Quizá, a los pueblos, les suceda como a los “animales y frutos”, que unos “nacen en un sitio a la libertad y en otro a la esclavitud”. Claro que Montaigne, como no conocía a Darwin, ignoraba que, para sobrevivir, hay que adaptarse a las circunstancias. Y, siendo nuestras raíces organismos vivos, los que ayer eran libres, mañana podrían ser esclavos porque, aunque nos guste más el cambio que la monotonía, la novedad más que la rutina, el avance más que el retroceso, las líneas sólo son fragmentos de curvas. Así que, en cualquier momento, el Big Cruch puede producirse, si la realidad, como alardeamos, posee estructura matemática. Pero sea el tiempo circular o lineal, haya habido o no un comienzo, reneguemos o no de nuestras raíces, Grecia, Roma y Cristo conformarán siempre nuestro suelo, como el dos siempre seguirá al uno, y la causa siempre será anterior al efecto. Y aunque, diacrónicamente, distingas a Zeus, Jehová y Júpiter, desde la tierra que pisas sólo verás individuos libres.
¿Un ejemplo? ¡Los libros! Los anaqueles de las bibliotecas son la mejor expresión de la libertad, de nuestras raíces. Las bibliotecas griegas -comenta Cicerón- “están atestadas de libros”, y las de Roma, Madrid, Paris, Berlín, Berna, Londres, Lisboa, Praga, Varsovia, Viena, Bruselas, Copenhague, Helsinki, Estocolmo, La Valeta, Budapest, Bucarest, Belgrado, Oslo, Praga, Mónaco, Sofía y Luxemburgo. Y no hablo de autores, ni de títulos, ni de lo que dijeron, sino de libros, de la libertad de escribir, publicar, conservar y transmitir nuestros pensamientos. La libertad de expresión forma parte de nuestras raíces. ¿O acaso crees que, las Vidas de Laercio, son un conjunto de biografías o de escuelas? “Las vidas y opiniones de los filósofos ilustres” son un compendio de individuos libres: Tales, Solón, Quilón, Pítaco, Biante, Cleobulo, Periandro, Anacarsis, Misón, Epiménides, Ferecides, Anaximandro, Anaxímenes, Anaxágoras, Sócrates, Jenofontes, Esquines, Arístipo, Euclides, Estilpón, Critón, Simón, Glaucón, Simias, Cebes, Menedemo, Platón, Espeusipo, Jenócrates, Polemón, Crates, Crántor, Arcesilao, Bión, Lácides, Carnéades, Aristóteles, Teofrasto, Estratón, Licón, Demetrio, Heráclides, Antístenes, Diógenes, Mónimo, Onesícrito, Crates, Metrocles, Hiparquía, Menipo, Menedemo, Zenón, Aristón, Herilo, Dionisio, Cleantes, Esfero, Crisipo, Pitágoras, Epicarmo, Arquitas, Alcmeón, Hipaso, Filolao, Eudoxo, Heráclito, Jenófanes, Parménides, Meliso, Zenón de Elea, Leucipo, Demócrito, Protágoras, Diógenes de Apolonia, Anaxarco, Pirrón, Timón y Epicuro.
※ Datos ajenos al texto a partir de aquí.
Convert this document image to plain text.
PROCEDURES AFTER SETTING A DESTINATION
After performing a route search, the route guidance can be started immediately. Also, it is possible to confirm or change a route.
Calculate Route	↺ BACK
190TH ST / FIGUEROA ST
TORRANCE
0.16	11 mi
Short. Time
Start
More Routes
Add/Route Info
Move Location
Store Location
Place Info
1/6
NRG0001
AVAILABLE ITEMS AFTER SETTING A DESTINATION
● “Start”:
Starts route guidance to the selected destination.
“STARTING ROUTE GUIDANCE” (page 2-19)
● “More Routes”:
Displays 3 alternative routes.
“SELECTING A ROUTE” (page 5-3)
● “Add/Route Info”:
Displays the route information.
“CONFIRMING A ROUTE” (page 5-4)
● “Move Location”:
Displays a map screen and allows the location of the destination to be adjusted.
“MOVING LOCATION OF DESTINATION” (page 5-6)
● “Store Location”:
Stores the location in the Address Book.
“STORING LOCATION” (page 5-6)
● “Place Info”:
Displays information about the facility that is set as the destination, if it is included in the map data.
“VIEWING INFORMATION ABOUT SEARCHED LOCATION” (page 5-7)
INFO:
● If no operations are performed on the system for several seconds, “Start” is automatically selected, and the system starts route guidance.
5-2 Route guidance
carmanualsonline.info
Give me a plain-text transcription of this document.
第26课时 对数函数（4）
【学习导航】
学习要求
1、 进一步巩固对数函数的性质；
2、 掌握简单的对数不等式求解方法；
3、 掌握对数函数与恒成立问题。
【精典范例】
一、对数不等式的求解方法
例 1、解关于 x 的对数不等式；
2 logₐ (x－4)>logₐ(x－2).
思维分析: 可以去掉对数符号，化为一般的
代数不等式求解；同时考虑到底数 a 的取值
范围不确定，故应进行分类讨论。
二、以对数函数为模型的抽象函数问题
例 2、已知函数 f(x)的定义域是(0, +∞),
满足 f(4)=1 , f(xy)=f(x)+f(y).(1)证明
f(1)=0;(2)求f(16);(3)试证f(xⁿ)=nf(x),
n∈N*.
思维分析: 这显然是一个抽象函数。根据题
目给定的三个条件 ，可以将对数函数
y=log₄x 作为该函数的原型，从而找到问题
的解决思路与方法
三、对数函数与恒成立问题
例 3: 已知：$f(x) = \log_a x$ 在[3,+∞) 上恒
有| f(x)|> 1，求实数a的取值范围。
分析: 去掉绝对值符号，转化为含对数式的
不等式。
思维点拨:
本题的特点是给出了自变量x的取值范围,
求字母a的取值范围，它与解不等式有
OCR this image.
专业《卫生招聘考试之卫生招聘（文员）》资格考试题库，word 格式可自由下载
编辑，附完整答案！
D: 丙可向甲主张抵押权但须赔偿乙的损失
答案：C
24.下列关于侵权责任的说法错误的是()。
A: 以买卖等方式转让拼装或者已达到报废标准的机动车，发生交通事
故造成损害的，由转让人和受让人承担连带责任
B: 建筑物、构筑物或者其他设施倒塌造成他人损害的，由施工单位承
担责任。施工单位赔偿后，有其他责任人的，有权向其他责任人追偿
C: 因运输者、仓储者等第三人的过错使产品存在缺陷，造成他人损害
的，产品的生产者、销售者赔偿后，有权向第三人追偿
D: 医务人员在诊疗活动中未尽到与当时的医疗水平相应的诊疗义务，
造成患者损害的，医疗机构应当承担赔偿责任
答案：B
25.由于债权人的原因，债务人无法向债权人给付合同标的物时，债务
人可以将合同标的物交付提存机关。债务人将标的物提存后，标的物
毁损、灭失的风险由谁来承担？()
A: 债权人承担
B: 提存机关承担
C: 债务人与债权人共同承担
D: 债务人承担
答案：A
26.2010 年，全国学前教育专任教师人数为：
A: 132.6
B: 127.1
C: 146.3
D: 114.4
Los libros, confiesa Montaigne, “son la mejor munición que he encontrado para el humano viaje”, y yo para el mío.
¿Otro? Veamos. Fidias esculpió el Zeus de Olimpia, la Atenea Partenos, la Atenea Promachos, la Atenea Lemnia y multitud de dioses y diosas en la Acrópolis de Atenas. Pero, si Jerjes se hubiese apoderado de Grecia, ¿hubiese podido esculpir a dioses, héroes y hombres desnudos en los frisos del Partenón? Miguel Ángel esculpió el San Juan de Úbeda, el David de Florencia, el Moisés de la iglesia de San Pedro y la Piedad del Vaticano, además de pintar a Jesucristo, Adán, Eva y multitud de santos y pecadores desnudos en los muros de la capilla Sixtina. Pero, si no hubiese existido Cristo, habría esculpido a Dioniso, Zeus, Apolo, jóvenes atletas, guerreros, filósofos y pintado la teogonía, la gigantomaquia y el nacimiento de Venus en los templo de Roma y Florencia. ¿Por qué? Porque tan libre era Fidias como Miguel Ángel, y nosotros que contemplamos sus obras. Nuestras raíces no están en Zeus ni en Cristo sino en la posibilidad de que existieran, pudieran crear sus obras y hoy podamos verlas. “Vivimos como ciudadanos libres”, afirma con orgullo Pericles a los ciudadanos de Atenas, y nosotros.